L’Eucharistie est décrite par Saint Paul comme la source même du mariage chrétien, dans la mesure où elle représente l’Alliance d’Amour entre le Christ et l’Eglise en tant qu’elle a été scellée dans le sang de la Croix  (Familiaris Consortio N° 57) ».
La prière nourrit, consolide, protège la famille et l’unit profondément à Dieu. En effet la prière individuelle en famille est le moyen quotidien de l’ouverture à Dieu, fondement originel et source de communion vécue en famille. Déjà moyen de sanctification pour tout baptisé, la prière familiale quotidienne, la récitation du chapelet notamment, faite en commun, (époux, parents enfants) manifeste visiblement la communion existant entre les membres de la famille et elle favorise l’union des cœurs par l’intercession pour les intentions communes familiales, comme pour les intentions particulières de chacun des membres.

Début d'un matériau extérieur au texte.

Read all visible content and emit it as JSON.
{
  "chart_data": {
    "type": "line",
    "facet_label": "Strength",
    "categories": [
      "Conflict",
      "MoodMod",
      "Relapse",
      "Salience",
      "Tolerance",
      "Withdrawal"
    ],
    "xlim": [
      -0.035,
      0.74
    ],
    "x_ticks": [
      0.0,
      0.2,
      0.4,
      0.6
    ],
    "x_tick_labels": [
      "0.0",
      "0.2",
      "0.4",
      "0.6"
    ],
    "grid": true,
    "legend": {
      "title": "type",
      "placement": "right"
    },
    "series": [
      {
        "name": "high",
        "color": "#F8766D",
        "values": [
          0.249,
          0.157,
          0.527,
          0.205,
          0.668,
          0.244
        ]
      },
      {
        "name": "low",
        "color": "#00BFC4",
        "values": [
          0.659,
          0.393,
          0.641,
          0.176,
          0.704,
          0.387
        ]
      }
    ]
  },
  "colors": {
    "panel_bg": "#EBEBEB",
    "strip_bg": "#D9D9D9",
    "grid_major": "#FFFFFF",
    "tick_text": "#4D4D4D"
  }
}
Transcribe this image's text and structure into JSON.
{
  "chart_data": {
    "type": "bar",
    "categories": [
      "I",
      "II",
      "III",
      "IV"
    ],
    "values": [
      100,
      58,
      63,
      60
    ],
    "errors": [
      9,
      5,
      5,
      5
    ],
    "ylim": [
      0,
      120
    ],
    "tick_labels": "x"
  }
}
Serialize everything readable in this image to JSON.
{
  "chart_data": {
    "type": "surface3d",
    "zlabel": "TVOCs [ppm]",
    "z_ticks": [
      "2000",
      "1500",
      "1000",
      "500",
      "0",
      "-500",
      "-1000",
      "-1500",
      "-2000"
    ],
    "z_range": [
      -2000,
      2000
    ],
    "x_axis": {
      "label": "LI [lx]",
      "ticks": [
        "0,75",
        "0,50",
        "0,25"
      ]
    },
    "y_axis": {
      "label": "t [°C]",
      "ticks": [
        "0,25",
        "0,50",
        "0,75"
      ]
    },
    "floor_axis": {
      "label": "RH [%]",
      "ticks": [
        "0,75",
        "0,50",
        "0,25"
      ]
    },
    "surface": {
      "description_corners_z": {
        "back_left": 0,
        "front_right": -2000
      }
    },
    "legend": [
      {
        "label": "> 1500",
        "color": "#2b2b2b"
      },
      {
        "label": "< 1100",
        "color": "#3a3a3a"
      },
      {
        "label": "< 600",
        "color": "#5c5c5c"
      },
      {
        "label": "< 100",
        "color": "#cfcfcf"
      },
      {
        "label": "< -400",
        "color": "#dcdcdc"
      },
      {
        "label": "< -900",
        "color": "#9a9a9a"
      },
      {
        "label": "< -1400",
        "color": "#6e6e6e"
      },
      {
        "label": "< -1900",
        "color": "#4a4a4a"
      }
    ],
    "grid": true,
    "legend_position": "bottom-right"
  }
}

En ces temps qui sont les nôtres, temps de la globalisation et de grande confusion morale et éthique, les cultures et les peuples africains et asiatiques devront lutter jusqu’à la mort pour protéger les valeurs sacrées de la famille et de la Vie.
Parce que, comme le dit bien le Serviteur de Dieu, le Pape Jean Paul II, « l’avenir de l’humanité passe par la famille ». « Mais nous pouvons aussi affirmer que l’avenir de l’Eglise passe par la famille. Il est donc indispensable et urgent que tout homme de bonne volonté s’emploie de toutes ses forces à sauvegarder et à promouvoir les valeurs et les exigences de la famille » (Familiaris Consortio n° 86).
Si nous insistons sur les contributions africaines, asiatiques et de l’Eglise catholique pour la défense et la sauvegarde de la famille, aujourd’hui menacée, c’est parce que j’ai la ferme conviction que la doctrine catholique du mariage fondée sur la Parole de Dieu, mûrie dans l’Eglise par la longue expérience de l’Amour du Christ, de ce qu’il apporte au cœur de l’homme et de ce qu’il lui demande, est certainement la plus haute, la plus noble, la plus capable d’intégrer dans le développement harmonieux de la personnalité humaine et de la grâce chrétienne, les forces obscures de l’amour humain.
Je crois également que faire appel à nos valeurs africaines authentiques, et remuer le sol africain pour y déposer la semence divine, se situer au niveau de notre culture africaine traditionnelle ou, pour reprendre une expression très actuelle, s’interroger sur l’inculturation de l’Evangile et de la vie chrétienne pratique, n’est pas simplement s’interroger sur la communicabilité à tous du message évangélique. Mais c’est aussi et d’abord s’interroger sur les conditions de possibilités d’une expérience authentique de Dieu donnant la conviction que le Christ est venu arracher l’homme à son égoïsme, à sa misère, à son péché, à ses égarements et l’appeler à la grandeur, au dépassement de soi dans la filiation divine. Jésus est venu nous appeler à redevenir des enfants de Dieu par les voies de l’abnégation et de la générosité pour nous introduire définitivement dans l’ambiance culturelle de Dieu et dans l’Alliance nouvelle et éternelle.
En célébrant cette Eucharistie pour la famille c’est la grâce d’entrer à nouveau dans l’Alliance Nouvelle et éternelle que nous demandons.

Que Dieu nous soit propice et bénisse nos familles.